There is even an argument that discouraging unsuitable candidates from applying is a positive strategy – it uses the concept of scarcity to attract the best and reduces the cost of short-listing.

We can also reduce HR costs through the selection process. We must make robust recruitment decisions with speed. These decisions must validly and reliably identify the candidates who truly meet the needs (short and longer-term). And, we must identify the candidates who are likely to accept an offer, should one be made. Failure to address both issues can lead to a serious waste of resources and loss of suitable candidates.

Ensure regulatory and statutory compliance

Selection is still one the most hazardous processes, opening organisations to negative publicity and, at worst, litigation.
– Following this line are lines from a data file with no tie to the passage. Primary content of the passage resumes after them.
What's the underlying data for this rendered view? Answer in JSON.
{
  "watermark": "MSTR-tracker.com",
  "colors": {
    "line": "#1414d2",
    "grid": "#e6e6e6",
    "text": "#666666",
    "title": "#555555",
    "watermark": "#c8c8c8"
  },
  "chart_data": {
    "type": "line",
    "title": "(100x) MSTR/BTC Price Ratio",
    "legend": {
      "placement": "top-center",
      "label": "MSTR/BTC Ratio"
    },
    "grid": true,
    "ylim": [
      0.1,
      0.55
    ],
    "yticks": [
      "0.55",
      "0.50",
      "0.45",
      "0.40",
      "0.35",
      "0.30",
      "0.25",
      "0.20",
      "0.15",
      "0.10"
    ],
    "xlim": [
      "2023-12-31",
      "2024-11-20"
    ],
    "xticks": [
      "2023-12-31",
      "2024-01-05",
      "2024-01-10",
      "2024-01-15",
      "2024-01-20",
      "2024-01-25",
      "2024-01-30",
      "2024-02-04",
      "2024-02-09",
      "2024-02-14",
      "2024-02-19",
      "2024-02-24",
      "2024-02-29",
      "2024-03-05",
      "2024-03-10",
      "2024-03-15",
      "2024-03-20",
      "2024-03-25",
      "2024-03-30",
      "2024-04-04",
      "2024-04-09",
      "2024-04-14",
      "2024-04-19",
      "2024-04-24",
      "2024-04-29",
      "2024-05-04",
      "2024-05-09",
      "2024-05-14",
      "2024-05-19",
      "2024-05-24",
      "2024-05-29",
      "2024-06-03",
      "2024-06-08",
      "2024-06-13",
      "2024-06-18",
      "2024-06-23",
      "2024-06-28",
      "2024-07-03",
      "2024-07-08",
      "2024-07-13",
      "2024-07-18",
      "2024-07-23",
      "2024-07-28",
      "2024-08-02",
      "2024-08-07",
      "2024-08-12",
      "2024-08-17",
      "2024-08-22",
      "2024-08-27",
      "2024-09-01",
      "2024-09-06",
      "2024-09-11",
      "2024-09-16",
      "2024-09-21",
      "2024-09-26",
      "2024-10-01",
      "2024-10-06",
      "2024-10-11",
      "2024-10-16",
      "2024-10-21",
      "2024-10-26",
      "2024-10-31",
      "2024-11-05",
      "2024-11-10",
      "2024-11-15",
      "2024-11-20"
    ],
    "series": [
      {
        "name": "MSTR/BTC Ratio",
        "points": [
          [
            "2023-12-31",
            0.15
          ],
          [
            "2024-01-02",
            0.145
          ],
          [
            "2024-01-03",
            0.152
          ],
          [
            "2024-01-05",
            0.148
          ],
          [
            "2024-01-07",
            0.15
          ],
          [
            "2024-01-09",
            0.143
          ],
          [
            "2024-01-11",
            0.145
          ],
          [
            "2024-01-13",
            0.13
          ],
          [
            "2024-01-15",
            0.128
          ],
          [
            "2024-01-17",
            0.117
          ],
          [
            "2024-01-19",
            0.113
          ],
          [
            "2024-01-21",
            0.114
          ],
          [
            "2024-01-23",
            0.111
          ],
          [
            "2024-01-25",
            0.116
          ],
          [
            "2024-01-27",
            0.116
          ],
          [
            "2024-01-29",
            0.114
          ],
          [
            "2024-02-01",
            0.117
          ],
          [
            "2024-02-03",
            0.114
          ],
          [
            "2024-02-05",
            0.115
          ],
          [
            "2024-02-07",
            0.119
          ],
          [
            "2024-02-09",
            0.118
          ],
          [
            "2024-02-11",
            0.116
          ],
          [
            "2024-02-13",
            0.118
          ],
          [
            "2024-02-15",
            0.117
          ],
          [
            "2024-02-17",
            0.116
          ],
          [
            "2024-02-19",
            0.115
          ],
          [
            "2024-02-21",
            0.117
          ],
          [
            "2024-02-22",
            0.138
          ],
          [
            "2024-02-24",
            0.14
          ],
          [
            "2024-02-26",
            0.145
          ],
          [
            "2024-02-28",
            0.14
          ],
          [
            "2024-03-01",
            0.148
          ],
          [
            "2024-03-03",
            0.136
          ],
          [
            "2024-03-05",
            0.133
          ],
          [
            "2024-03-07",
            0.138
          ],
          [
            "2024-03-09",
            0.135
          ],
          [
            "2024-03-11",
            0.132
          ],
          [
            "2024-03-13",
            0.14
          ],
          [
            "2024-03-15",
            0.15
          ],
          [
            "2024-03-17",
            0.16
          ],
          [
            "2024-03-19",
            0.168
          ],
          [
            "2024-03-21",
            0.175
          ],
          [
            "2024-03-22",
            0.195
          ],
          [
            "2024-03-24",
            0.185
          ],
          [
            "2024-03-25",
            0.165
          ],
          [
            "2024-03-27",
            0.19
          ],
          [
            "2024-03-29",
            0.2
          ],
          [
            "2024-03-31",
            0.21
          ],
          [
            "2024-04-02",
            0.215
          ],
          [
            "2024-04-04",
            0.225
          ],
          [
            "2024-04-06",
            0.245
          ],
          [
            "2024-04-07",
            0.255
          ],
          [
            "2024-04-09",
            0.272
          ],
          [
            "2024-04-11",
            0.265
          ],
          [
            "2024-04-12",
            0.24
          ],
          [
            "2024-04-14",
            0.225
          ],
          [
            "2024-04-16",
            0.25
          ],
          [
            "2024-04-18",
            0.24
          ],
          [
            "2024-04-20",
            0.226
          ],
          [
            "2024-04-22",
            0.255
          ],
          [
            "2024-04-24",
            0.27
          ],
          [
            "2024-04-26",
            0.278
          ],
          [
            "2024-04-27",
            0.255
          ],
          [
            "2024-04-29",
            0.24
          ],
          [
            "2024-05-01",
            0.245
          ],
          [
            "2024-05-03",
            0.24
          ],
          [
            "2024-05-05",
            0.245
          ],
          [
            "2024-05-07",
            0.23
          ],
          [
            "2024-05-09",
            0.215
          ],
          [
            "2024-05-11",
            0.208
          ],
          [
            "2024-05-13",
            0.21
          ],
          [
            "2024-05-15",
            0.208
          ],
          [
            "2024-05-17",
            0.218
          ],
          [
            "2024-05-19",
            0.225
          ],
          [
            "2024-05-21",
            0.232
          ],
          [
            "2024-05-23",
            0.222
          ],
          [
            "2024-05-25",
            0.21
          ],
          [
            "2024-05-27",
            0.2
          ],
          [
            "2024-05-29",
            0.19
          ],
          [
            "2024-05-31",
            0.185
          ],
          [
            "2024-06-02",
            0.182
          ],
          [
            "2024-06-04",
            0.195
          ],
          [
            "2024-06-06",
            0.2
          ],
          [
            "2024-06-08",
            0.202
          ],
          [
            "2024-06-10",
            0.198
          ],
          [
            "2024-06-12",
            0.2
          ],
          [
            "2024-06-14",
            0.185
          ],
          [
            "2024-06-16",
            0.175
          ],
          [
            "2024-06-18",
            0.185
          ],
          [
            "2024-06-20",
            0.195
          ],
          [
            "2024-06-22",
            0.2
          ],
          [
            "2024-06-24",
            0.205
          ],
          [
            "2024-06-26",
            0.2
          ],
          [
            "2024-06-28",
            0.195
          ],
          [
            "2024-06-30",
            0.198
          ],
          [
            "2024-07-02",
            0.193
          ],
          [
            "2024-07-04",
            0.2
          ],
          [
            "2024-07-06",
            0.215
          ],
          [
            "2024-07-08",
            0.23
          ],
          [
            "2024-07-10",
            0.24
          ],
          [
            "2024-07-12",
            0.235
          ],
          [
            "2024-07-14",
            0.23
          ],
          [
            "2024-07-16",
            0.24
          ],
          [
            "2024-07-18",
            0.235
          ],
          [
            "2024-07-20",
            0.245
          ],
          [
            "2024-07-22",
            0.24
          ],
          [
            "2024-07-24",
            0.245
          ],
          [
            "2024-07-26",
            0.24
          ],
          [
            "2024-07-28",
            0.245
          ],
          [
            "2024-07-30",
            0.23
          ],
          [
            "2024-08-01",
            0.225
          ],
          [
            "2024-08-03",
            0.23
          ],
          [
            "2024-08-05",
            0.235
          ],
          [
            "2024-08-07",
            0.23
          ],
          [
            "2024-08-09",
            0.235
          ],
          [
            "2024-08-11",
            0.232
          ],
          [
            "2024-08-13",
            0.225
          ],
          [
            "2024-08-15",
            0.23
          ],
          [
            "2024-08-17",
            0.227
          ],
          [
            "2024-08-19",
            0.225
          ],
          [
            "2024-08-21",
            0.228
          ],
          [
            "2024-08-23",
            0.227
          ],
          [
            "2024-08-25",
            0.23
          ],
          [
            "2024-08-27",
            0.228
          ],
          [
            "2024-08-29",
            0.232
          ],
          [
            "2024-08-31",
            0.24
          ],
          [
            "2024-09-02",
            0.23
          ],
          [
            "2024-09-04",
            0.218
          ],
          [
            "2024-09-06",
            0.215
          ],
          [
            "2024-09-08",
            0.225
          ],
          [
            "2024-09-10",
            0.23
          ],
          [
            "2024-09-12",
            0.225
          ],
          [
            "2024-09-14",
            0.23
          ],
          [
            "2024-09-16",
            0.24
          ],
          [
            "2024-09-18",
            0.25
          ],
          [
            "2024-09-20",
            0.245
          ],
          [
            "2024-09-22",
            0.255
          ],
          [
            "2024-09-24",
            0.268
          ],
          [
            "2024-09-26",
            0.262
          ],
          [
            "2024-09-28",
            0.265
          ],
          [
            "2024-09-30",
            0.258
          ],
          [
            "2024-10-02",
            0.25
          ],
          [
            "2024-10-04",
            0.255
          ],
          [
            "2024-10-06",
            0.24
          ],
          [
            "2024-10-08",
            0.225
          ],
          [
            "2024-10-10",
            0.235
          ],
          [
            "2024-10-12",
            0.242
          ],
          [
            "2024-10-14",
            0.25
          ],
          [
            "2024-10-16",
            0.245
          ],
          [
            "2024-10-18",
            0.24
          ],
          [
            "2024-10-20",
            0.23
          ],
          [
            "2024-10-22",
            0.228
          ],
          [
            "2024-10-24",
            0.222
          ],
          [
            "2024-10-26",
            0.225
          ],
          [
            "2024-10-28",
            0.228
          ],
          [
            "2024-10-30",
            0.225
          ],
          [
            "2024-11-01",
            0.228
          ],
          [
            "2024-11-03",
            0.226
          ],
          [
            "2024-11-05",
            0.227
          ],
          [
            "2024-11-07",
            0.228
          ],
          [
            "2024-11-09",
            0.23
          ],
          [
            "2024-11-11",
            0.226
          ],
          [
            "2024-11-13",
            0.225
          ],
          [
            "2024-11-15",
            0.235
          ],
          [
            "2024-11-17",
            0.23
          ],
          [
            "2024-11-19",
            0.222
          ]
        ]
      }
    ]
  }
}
These risks are heightened during periods of surplus talent - those applying become more and more frustrated by rejections. It is also heightened by the ever-increasing awareness of the negative impacts of unconscious bias on diversity and inclusion.

Talent Acquisition processes must be examined for potential systemic bias and those applying them must be trained in how to identify and address any biases that they might introduce.

In simple terms, every time we trigger talent acquisition we should:

  • Step back and define precisely what we need for the short, medium and long-term;
  • Check whether re-organisation, work redesign, redeployment, and/or recruitment are needed – avoid unnecessary;
  • Attract only potentially excellent candidates - the smallest suitable pool, large enough to allow for likely variations in their actual suitability;
  • Apply the most efficient process for validly and reliably assessing candidates to enable a robust decision with speed.

The metaphor of a Talent Pipeline is used in most organisations. This is because, as can be seen above, we need a:

  • Well (talent source)
  • Primary pump (attract, select, recruit the right “raw materials” to ensure a sustainable and diverse pipeline)
  • Refinery (train and develop)
  • Secondary pump (reward, recognition, … to drive productivity)
  • Storage (entry level and individual contributor roles, retention strategies … to sustain supply)
  • Distribution systems (on-boarding, career management, deployment management … to respond to fluctuations and overall changes in demand)
  • Maintenance (management, exiting … to keep the system working and fluid). 

And, like oil pipelines, it doesn’t matter how good the processes are, the quality of the final product depends on the quality of the raw material fed into them – talent acquisition.

So, talent acquisition cannot be viewed as filling merely vacancies. In our volatile, uncertain, complex and ambiguous world, we must continually assess our talent pool; review our short, medium and long-term needs; identify the gaps and apply talent acquisition processes that address them all.